Saturday, 26 December 2015

Open Wound, Hidden Shame. A review of Born on a Tuesday.




Elnathan John is a Nigerian novelist writer and satirists. He has twice been shortlisted for the prestigious Caine prize for African writing (2013&2015). His writing has been published in Per Contra, Evergreen Review and Chimurenga’s The Chronic. He is a Civitella Ranieri Fellow and lives in Abuja, Nigeria. The book was published by Cassava Republic.
The themes of the book are love, trust, betrayal and religious schism. The religious schism in this book, raised questions but provided no answers, this perhaps is the reason why the author succeeded in writing a book about religion.
The only answer I can offer is that we need to try hard on dialogues and reintegrating different sects in to the society. 
The life of Dantala is an open wound and hidden shame to Northern Nigeria. The book is a bildungsroman as Dantala starts out as an Almajiri and ends up as a student of a Salafi Mallam. Almajiranci is child abuse but it started out as a beautiful tenet of religion, it was coined from the word al muhajiroon which means emigrant.

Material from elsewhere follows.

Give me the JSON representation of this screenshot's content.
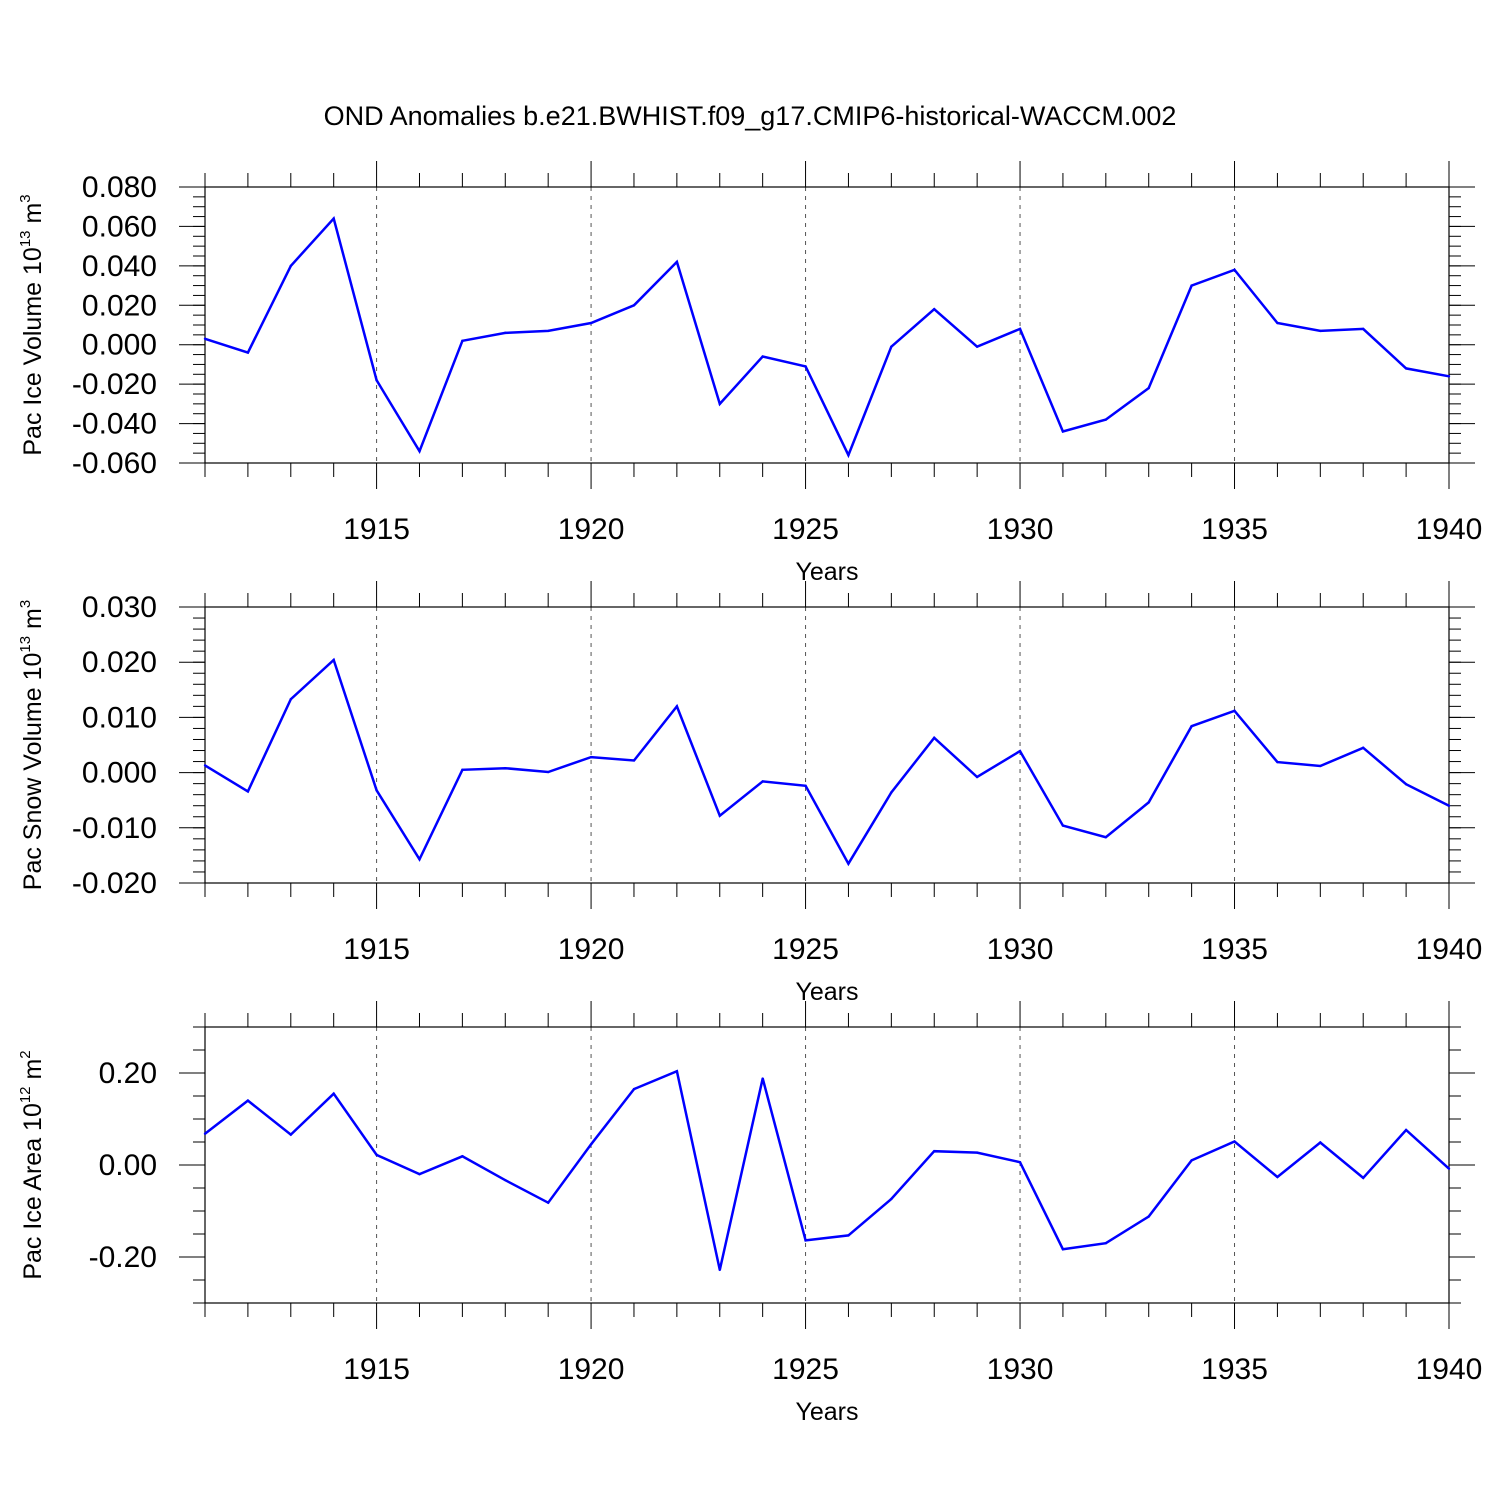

 The author’s decision to write about religion is unconventional, but it moved the plot forward. The author brought the Dantala to life with irony. The book was written in the first person point of view and Dantala has different goals at each section of the book, in the beginning it was to escape from the police in Bayan layi, in doggon icce it was to see his mother, in Sokoto it was to marry Aisha and at the end it was to save Jibril. It is disheartening because Dantala had no real desire for himself.
The life of Dantala and other former Almajiris like him end up as tools in election violence or as thugs and miscreants. Almajiranci is an open wound in our society and it is time we treat the wound with brotherly love.